Search code examples
c++copy-constructornrvorvo

Is the object copied or not when RVO/NRVO kicks in?


I can't get my head around RVO (and NRVO) definition because of multiple questions like this one that to me look assuming that RVO omits a copy constructor. Now according to 12.8.15

In such cases, the implementation treats the source and target of the omitted copy operation as simply two different ways of referring to the same object, and the destruction of that object occurs at the later of the times when the two objects would have been destroyed without the optimization.

Which looks like it's not the copy constructor call is being omitted, but the copy itself - just the object is constructed at the "copy" location in the first place and so there's no "original" object and no copying at all. So even when a class has a private copy constructor it can be returned from a function when RVO kicks in because there's no copy.

Do I get it right? Is the copying itself omitted or is the copy constructor invokation omitted? Should returning an object from a function be allowed when the object class has a private copy constructor?


Solution

  • Officially, no, RVO/NRVO do not affect whether a program is well formed or not. The standard explicitly allows any side effects from the copy constructor to be omitted, but access checking on the copy constructor is still supposed to be done.

    Most compilers, however, will no do access checking on omitted copy constructors unless you ask for the rules to be enforced as strictly as possible. I'm not absolutely sure, but I seem to recall having used a few that skipped the access check even when you did ask for strict compliance (but I don't remember for sure).

    Edit (to correct what I see as a misconception expressed in some of the other answers):

    The paragraphs in a section of the standard are intended to be read in order. The requirements in the first paragraph that apply to a situation always apply.
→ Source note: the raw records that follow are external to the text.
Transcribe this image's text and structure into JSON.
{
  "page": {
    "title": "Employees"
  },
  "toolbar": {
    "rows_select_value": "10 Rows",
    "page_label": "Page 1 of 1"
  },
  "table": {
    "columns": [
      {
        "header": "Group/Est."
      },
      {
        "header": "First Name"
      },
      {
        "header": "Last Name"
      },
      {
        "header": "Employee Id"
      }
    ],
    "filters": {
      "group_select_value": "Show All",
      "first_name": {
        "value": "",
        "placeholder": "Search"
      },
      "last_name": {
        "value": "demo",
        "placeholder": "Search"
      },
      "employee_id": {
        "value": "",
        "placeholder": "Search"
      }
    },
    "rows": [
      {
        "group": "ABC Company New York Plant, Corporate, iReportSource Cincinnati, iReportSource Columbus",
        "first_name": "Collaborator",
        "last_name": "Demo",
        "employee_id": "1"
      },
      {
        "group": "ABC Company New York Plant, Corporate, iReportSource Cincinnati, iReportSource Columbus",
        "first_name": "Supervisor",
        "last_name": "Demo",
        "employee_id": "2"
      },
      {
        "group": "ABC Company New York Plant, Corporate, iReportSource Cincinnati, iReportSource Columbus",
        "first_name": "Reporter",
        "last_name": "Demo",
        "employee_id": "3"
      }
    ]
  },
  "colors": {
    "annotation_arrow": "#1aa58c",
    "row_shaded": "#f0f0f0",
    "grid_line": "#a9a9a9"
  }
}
In this case, the permission to omit side effects is in paragraph 15. Immediately before that in paragraph 14, however, we see that:

    A program is ill-formed if the copy constructor or the copy assignment operator for an object is implicitly used and the special member function is not accessible (clause 11).

    So, we only get to paragraph 15 (where copying can be omitted) if the access check specified in paragraph 14 has already been passed.